未だ入り口より少し離れた程度の位置で立ち尽くすニルヴァーナ卿へ、グローリアは微笑みながら目の前のソファーを勧めた。


「さぁ、卿、どうぞお座りになって?いつまでもそちらで立たれているのも疲れますでしょう?連日お越し頂いて、お疲れでしょうし」


レンシィの言葉にしばらく逡巡するものの、ニルヴァーナ卿は緩慢な動作でソファーへと足を向けた。

昨日も座った、立派な革張りの3人がけソファーだ。

ただ昨日と違うのは、目の前に座るグローリアの隣に、何故か自分の妻であるエバが座っていることである。

なぜエバはそこに座っているのだうか。

普通に考えるならば、夫であるニルヴァーナ卿の隣に座るべきではないのか。


それに、先程のグロウレン夫人の言葉。


(娘の乳兄弟の親族……だと?)


誰のことを指すかと言えば、おそらく話の流れ的にはエバのことだろう。

更には母親同士という言葉が出ているのだから間違いない。

それに先程の、子供たち3人が仲良く手を繋いで並び立つ様は。


「……エバ……」


聞きたいことが山ほどありすぎて、どれから口に出せばいいのか分からない。

だがニルヴァーナ卿がどう切り出そうか迷っている間に、エバが先に口を開いた。


「大きくなりましたでしょう?クロノスはもう8歳になります」

「え?……あ…あぁ……」


突然子供のことを持ち出され、なんと返事をするか一瞬躊躇ったが、素直に頷くだけにしておく。

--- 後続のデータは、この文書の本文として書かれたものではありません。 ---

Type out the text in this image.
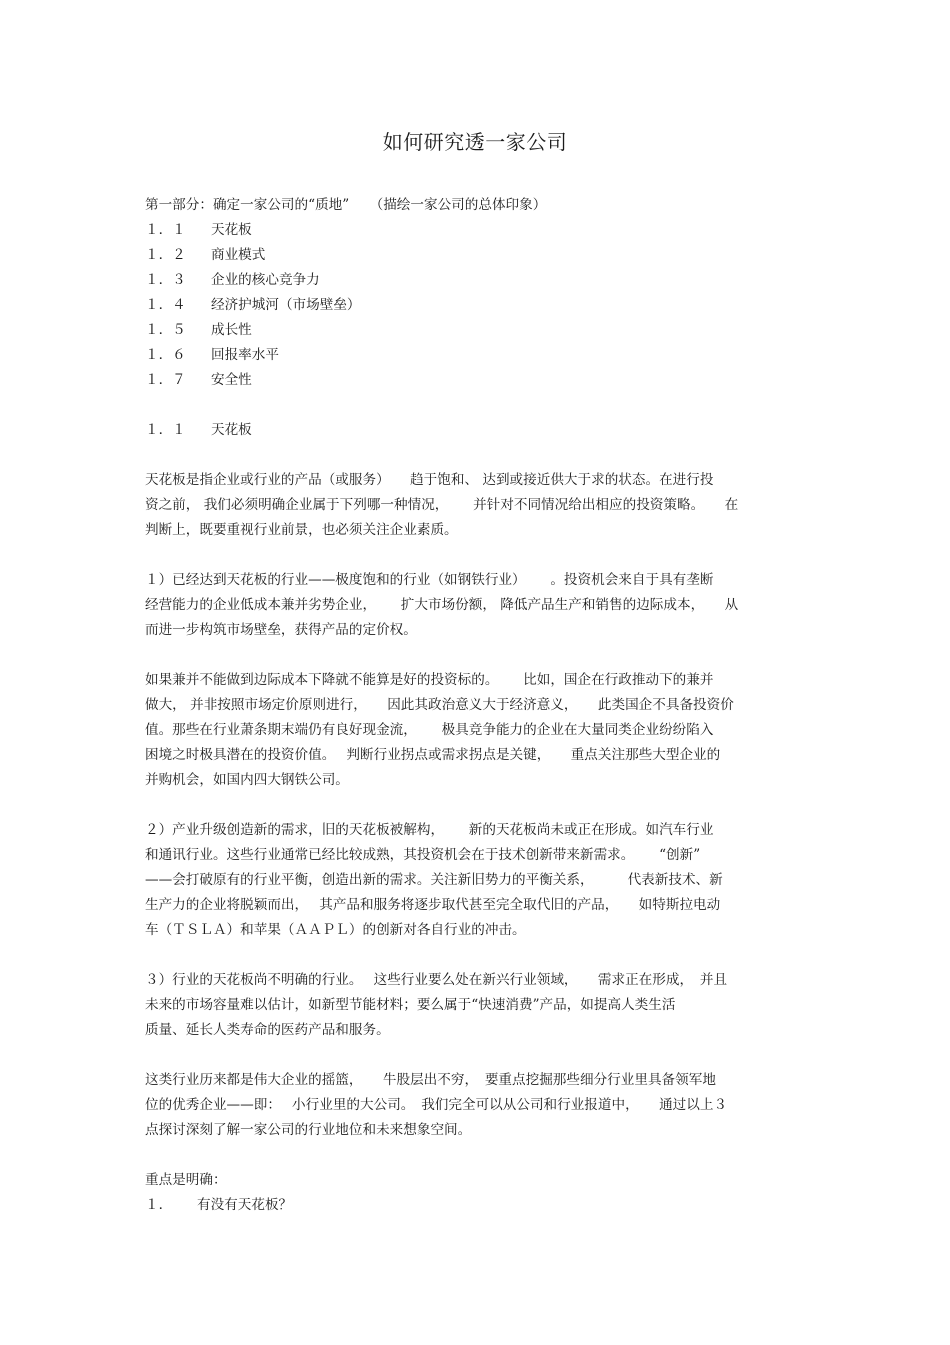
如何研究透一家公司
第一部分：确定一家公司的“质地”　　（描绘一家公司的总体印象）
１．１	天花板
１．２	商业模式
１．３	企业的核心竞争力
１．４	经济护城河（市场壁垒）
１．５	成长性
１．６	回报率水平
１．７	安全性
１．１	天花板
天花板是指企业或行业的产品（或服务）　　趋于饱和、 达到或接近供大于求的状态。在进行投
资之前， 我们必须明确企业属于下列哪一种情况，　　 并针对不同情况给出相应的投资策略。　　在
判断上，既要重视行业前景，也必须关注企业素质。
１）已经达到天花板的行业——极度饱和的行业（如钢铁行业）　　 。投资机会来自于具有垄断
经营能力的企业低成本兼并劣势企业，　　 扩大市场份额， 降低产品生产和销售的边际成本，　　从
而进一步构筑市场壁垒，获得产品的定价权。
如果兼并不能做到边际成本下降就不能算是好的投资标的。　　 比如，国企在行政推动下的兼并
做大， 并非按照市场定价原则进行，　　因此其政治意义大于经济意义，　　此类国企不具备投资价
值。那些在行业萧条期末端仍有良好现金流，　　 极具竞争能力的企业在大量同类企业纷纷陷入
困境之时极具潜在的投资价值。　 判断行业拐点或需求拐点是关键，　　重点关注那些大型企业的
并购机会，如国内四大钢铁公司。
２）产业升级创造新的需求，旧的天花板被解构，　　 新的天花板尚未或正在形成。如汽车行业
和通讯行业。这些行业通常已经比较成熟，其投资机会在于技术创新带来新需求。　　 “创新”
——会打破原有的行业平衡，创造出新的需求。关注新旧势力的平衡关系，　　　代表新技术、新
生产力的企业将脱颖而出，　 其产品和服务将逐步取代甚至完全取代旧的产品，　　如特斯拉电动
车（ＴＳＬＡ）和苹果（ＡＡＰＬ）的创新对各自行业的冲击。
３）行业的天花板尚不明确的行业。　 这些行业要么处在新兴行业领域，　　需求正在形成，　并且
未来的市场容量难以估计，如新型节能材料；要么属于“快速消费”产品，如提高人类生活
质量、延长人类寿命的医药产品和服务。
这类行业历来都是伟大企业的摇篮，　　牛股层出不穷，　要重点挖掘那些细分行业里具备领军地
位的优秀企业——即：　 小行业里的大公司。　我们完全可以从公司和行业报道中，　　通过以上３
点探讨深刻了解一家公司的行业地位和未来想象空间。
重点是明确：
１．	有没有天花板？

エバは手元にあるティーカップの中身を、緩やかにティースプーンでかき回していた。


「レンシィお嬢様と同い年で、僥倖なことに本日はこうやってお相手をさせて頂くことをお許しくださいましたの」

「あぁ……」


ニルヴァーナ卿が軽く混乱している理由がそんなことでは無いことくらい、エバも分かっている。

本当は、クロノスの身体がいつ治ったのか。どうやって解毒したのかをまずは問いたいのだろう。

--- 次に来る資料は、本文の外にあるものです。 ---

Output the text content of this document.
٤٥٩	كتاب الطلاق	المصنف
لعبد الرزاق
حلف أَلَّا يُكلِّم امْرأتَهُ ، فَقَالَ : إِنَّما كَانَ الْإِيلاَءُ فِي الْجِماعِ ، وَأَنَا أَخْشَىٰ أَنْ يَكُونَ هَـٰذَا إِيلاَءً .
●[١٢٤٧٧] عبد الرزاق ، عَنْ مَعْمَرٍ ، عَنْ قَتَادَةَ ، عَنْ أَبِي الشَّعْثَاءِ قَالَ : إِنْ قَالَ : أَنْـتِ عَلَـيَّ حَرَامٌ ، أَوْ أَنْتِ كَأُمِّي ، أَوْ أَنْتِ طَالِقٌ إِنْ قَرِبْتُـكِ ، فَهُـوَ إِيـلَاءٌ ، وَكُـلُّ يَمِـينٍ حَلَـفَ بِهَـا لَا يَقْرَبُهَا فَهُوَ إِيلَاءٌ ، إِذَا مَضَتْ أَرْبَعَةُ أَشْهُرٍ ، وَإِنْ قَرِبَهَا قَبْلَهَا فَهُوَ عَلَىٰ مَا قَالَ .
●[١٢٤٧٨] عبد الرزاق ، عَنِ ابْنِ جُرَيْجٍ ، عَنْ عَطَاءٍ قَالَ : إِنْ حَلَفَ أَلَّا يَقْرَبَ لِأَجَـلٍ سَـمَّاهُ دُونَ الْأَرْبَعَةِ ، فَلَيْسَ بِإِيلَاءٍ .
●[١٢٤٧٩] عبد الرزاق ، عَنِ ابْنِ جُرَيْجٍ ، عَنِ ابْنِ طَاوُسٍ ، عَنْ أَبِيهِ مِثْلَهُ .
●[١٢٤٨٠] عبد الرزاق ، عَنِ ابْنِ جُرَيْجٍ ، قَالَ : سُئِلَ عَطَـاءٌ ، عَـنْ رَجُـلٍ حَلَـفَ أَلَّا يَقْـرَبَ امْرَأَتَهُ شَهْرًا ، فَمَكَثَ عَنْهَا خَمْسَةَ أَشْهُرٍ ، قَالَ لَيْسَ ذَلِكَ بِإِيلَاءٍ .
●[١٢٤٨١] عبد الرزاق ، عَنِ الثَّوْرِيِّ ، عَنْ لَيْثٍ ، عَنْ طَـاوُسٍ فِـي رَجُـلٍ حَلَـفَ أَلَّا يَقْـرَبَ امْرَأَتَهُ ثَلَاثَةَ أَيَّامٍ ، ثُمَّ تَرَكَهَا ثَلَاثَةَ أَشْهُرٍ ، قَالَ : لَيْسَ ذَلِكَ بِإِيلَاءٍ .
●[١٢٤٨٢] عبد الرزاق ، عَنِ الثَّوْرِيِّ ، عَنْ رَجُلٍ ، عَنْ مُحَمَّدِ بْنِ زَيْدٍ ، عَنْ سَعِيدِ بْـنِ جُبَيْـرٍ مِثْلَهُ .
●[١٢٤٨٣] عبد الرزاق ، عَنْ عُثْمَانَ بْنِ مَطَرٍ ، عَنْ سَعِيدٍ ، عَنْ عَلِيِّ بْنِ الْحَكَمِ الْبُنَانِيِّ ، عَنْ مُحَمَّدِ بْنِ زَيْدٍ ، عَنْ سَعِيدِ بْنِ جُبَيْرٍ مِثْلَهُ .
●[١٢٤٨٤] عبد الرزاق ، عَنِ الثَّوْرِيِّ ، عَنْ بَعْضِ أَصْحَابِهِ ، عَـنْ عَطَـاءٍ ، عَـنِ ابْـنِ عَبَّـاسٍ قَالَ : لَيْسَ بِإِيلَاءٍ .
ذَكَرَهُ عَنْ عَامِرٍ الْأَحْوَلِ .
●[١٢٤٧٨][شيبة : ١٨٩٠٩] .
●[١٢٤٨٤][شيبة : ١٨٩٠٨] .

だがその疑問に答えてやるような親切なことをエバはするつもりは無い。

この男は、息子が毒に犯されている時には興味を全く抱かなかったのだから。


涼し気な顔で紅茶を口に運ぶ対面で、眉間に皺を寄せ睨みつけるように夫人を見遣る夫。

その夫人の横にはグローリアが座っているため、まさか「息子の体はいつ治ったのだ」などと聞けるはずもない。

そんなことを口にすれば、ニルヴァーナ卿が実の息子が伏していることを知っていながらも、その体調を全く把握していなかったと自ら証言してしまうことになる。


もう死ぬだろうと思い、そうそうに切り捨ててもう1人の息子を代わりにしようと思っていたなどとグローリアに悟られれば更にその子供を手に入れにくくなるだろう。

グロウレン公爵夫妻は特に仲睦まじいことで有名だ。

そして自身の子供を慈しみ、更には自領の子供に関する政策には特に力を入れていると聞く。

子供を蔑ろに扱えば、グロウレン公爵家を敵に回すも同然となる。

それだけは避けたかった。


しかし、それを望むにはニルヴァーナ卿はあまりにも家族のことを知らなすぎた。

今までずっと、興味すら抱かなかったのだ。


「……いつの間にエバは公爵夫人に覚えを頂いていたのだ?最近はあまり領地の外にすら行きたがらなかったから、そんな親しくさせていただく機会があったなんて知らなかったぞ」

「領地から出るためには、貴方に許可を頂かなければいけないと言われておりましたけれど、貴方はほとんど邸宅にお戻りになりませんでしたので、お話することすら出来なかったんですわ。グローリア様とは以前からでしてよ。なにせクロノスはお嬢様の乳兄弟と、兄弟なのですから」


エバの言葉はニルヴァーナ卿にとって何よりも信じ難いものだった。

何故なら、そのクロノスの〝兄弟〟であると認めたくなくて、マリアベルをニルヴァーナ伯爵家から追い出した筈なのだから。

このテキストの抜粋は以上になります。